We have seen another example of that this week. Australians have celebrated the release of refugee Hakeem Al-Araibi from detention in Thailand, while continuing to accept the detention of other people found by the UNHCR to be equally in need of our protection, although at least federal parliament did agree this week that those at risk of death could be detained in Australia rather than on Manus and Nauru.
Christianity is radical because it insists that every life is of equal value. Every human being is made in the image of God. It does not matter our age, sex, nationality, whether we are healthy or sick, intelligent or stupid, rich or poor, living in the 21st century or the first or the 31st, assuming humanity gets there. We are all of equal value in the eyes of God. We sometimes forget how unusual that understanding of the value of human life is.
When Jesus was teaching his disciples he was doing so in a world in which it was taken for granted that the rich were more important than the poor. After all, wealth is a sign of God’s favour and poverty is a sign of God’s displeasure. It was the rich who were blessed, members of the wealthy upper class, people with many possessions. But Jesus takes this understanding and turns it upside down: ‘Blessed are you who are poor, for yours is the kingdom of God.’
Immediately before today’s reading begins, Jesus has spent a night on the mountain in prayer. After praying, he chooses twelve of the disciples to be apostles. In today’s reading he comes down from the mountain with the twelve, to a level place. On the mountain Jesus has been with God. Now on the level place Jesus is with humanity, teaching and healing. As so often we are reminded of the amazing inclusivity of Jesus’ concern; the people around him include the apostles, the other disciples, and a great crowd including both Jews from Judea and Jerusalem and Gentiles from Tyre and Sidon. Today’s reading also emphasizes how successful Jesus’ ministry is. Everyone is coming to see Jesus, to hear him, and to be healed by him, and Jesus does heal them all. But in the midst of this scene of success, Jesus preaches a sermon which completely overturns worldly understandings of triumph.
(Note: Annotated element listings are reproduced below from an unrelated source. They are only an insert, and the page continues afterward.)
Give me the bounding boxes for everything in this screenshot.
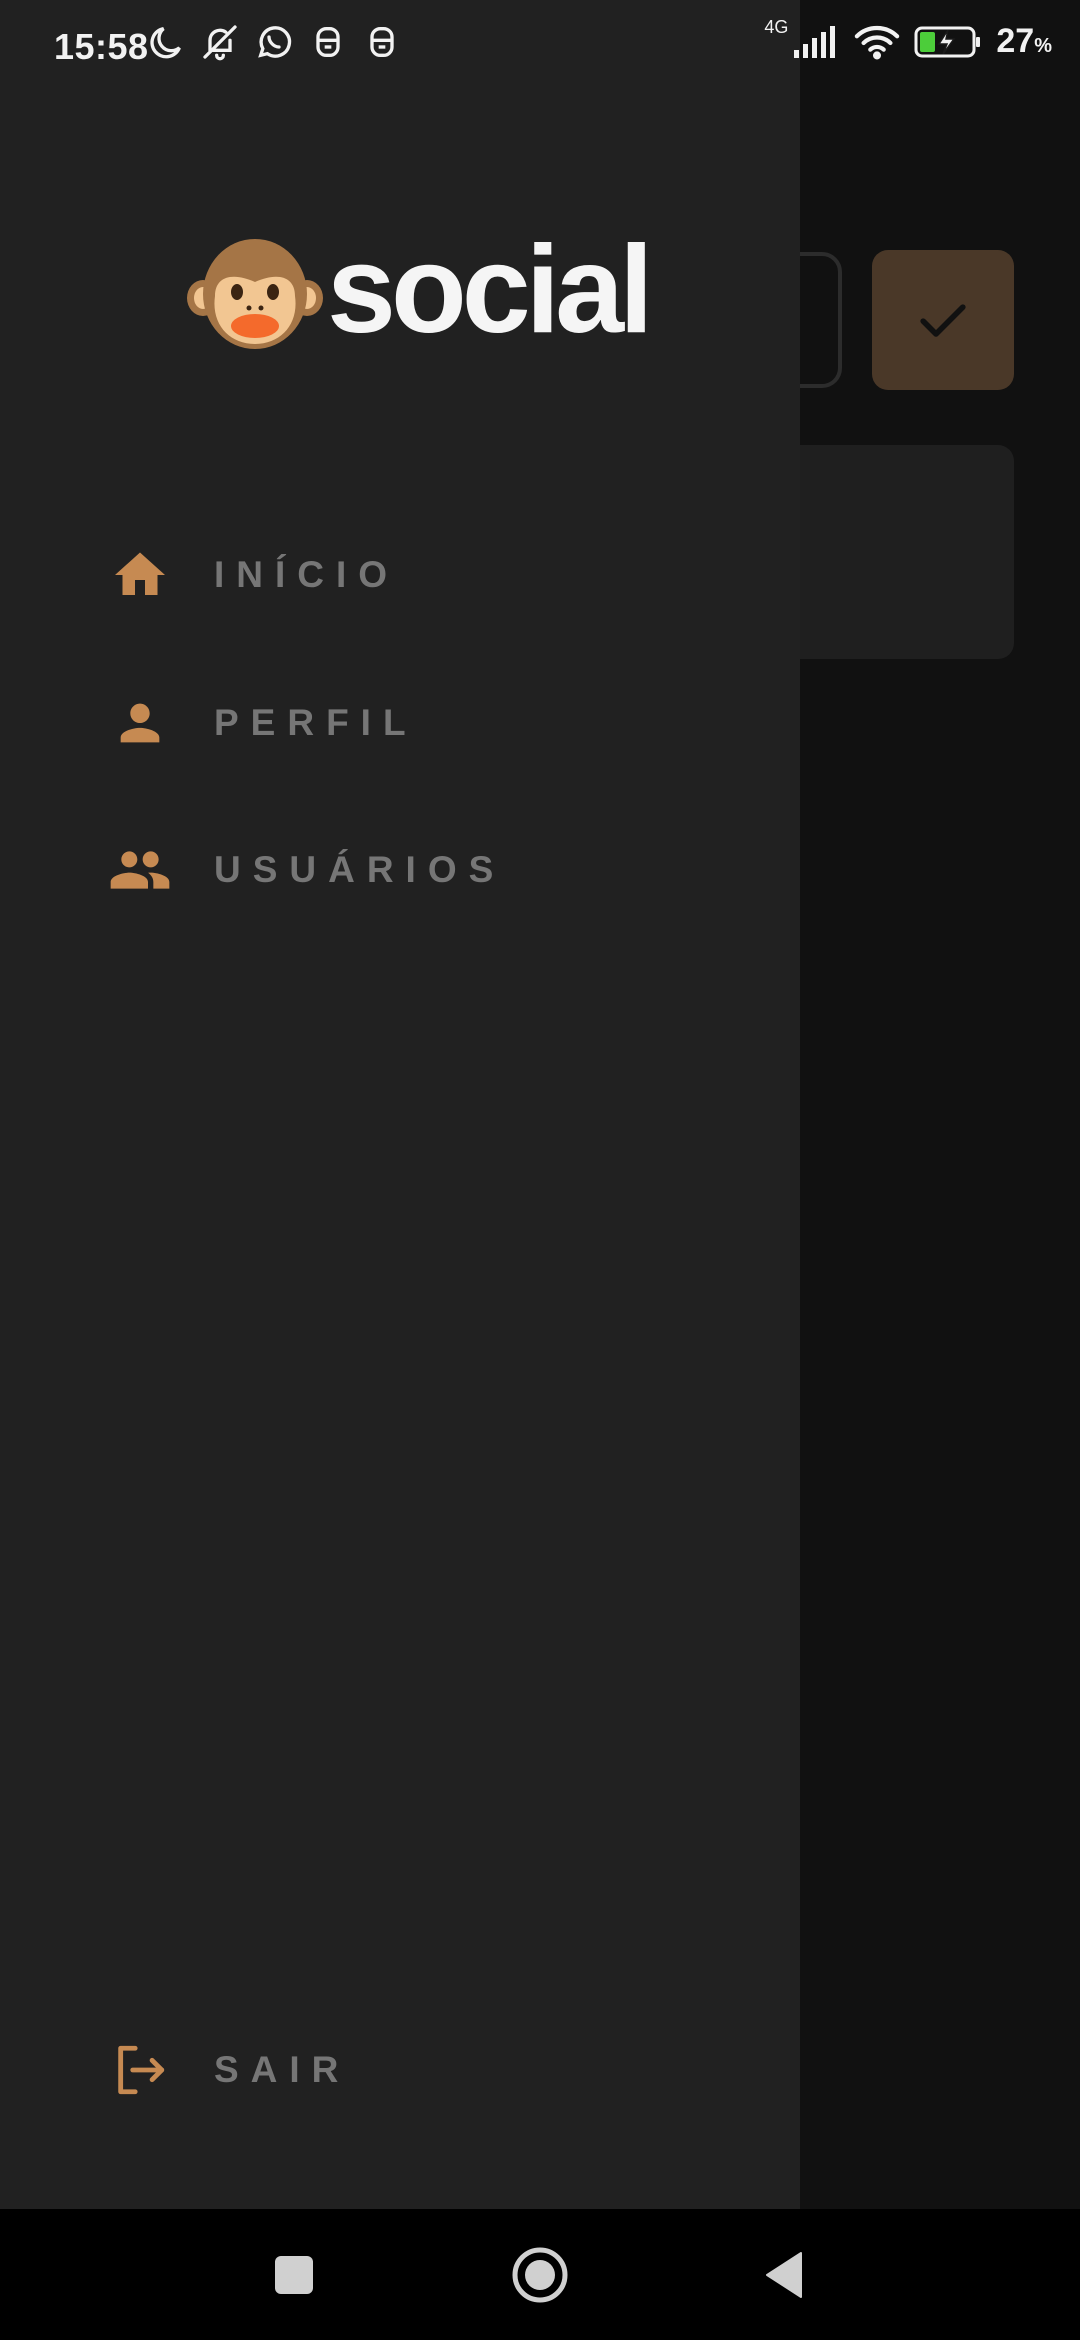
monkey-logo-icon xyxy=(187,239,323,349)
menu-item-label: INÍCIO xyxy=(214,554,400,595)
app-notification-icon xyxy=(370,27,394,57)
wifi-icon xyxy=(855,25,900,59)
logout-button[interactable]: SAIR xyxy=(108,2030,338,2110)
home-button[interactable] xyxy=(480,2209,600,2340)
menu-item-label: PERFIL xyxy=(214,702,418,743)
logout-icon xyxy=(108,2038,172,2102)
menu-item-usuarios[interactable]: USUÁRIOS xyxy=(108,830,493,910)
system-nav-bar xyxy=(0,2209,1080,2340)
people-icon xyxy=(108,838,172,902)
whatsapp-icon xyxy=(258,26,292,58)
signal-icon xyxy=(794,25,836,58)
battery-charging-icon xyxy=(914,26,981,57)
back-button[interactable] xyxy=(724,2209,844,2340)
home-icon xyxy=(108,543,172,607)
check-icon xyxy=(920,304,966,337)
status-time: 15:58 xyxy=(54,26,149,67)
menu-item-label: USUÁRIOS xyxy=(214,849,506,890)
logo-text: social xyxy=(327,221,654,359)
back-triangle-icon xyxy=(766,2251,802,2298)
background-confirm-button xyxy=(872,250,1014,390)
person-icon xyxy=(108,691,172,755)
recents-button[interactable] xyxy=(234,2209,354,2340)
bell-off-icon xyxy=(203,25,237,61)
app-notification-icon xyxy=(316,27,340,57)
status-bar: 15:58 4G 27% xyxy=(0,0,1080,92)
network-type: 4G xyxy=(764,17,789,37)
logout-label: SAIR xyxy=(214,2049,351,2090)
circle-icon xyxy=(512,2247,568,2302)
menu-item-inicio[interactable]: INÍCIO xyxy=(108,535,387,615)
navigation-drawer: social INÍCIO PERFIL USUÁRIOS SAIR xyxy=(0,0,800,2209)
battery-percent: 27% xyxy=(996,22,1052,60)
menu-item-perfil[interactable]: PERFIL xyxy=(108,683,406,763)
app-logo: social xyxy=(185,221,654,367)
square-icon xyxy=(275,2255,313,2294)
moon-icon xyxy=(150,27,181,59)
It’s the poor, not the wealthy, who are blessed, and they are blessed because their poverty will be overcome. The kingdom of God is theirs, and in that kingdom the hungry will be fed and those who weep will laugh. This is not because the poor are worthy and deserving and so will be rewarded in heaven. Jesus is not doing a Scott Morrison and saying that ‘there is a fair go for those who have a go’. Instead the poor are blessed not because of who they are but because of who God is. As the liberation theologian Gustavo Gutierrez wrote:
God has a preferential love for the poor not because they are necessarily better than others, morally and religiously, but simply because they are poor and living in an inhuman situation that is contrary to God’s will. The ultimate basis for the privileged position of the poor is not in the poor themselves, but in God, in the graciousness and universality of God’s agapeic love.
As I have said before, the Gospel according to Luke is the gospel about and for the poor. The beatitudes as Luke records them are extremely material; they speak to real socioeconomic situations, to the concerns of daily life. They are also scandalous, they overturn every conventional expectation, but then Jesus’ entire ministry was scandalous. He associated with society’s outcasts and pronounced God’s blessing on them. He revealed the true nature of the reign of God, as good news for those most despised.
Is it also good news for the rich? ‘Then who can be saved?’ asked those around Jesus, after he had told a certain ruler about the impossibility of camels going through the eyes of needles. Jesus replied ‘What is impossible for mortals is possible for God,’ and those of us rich, full, and happy will need to be reassured by that. In the meantime, as the Russian philosopher and theologian Nickolai Berdyaev said, ‘My daily bread is a material concern; the daily bread of my neighbour is a spiritual concern.’
According to the Department of Prime Minister and Cabinet our lives are worth $4.5 million. In the eyes of God our lives are without price. And the same is true of every other person who has ever or will ever live. From God’s perspective, we are all equal: the Father’s children; Jesus’ siblings; made in God’s own image. We are priceless. Thanks be to God. Amen.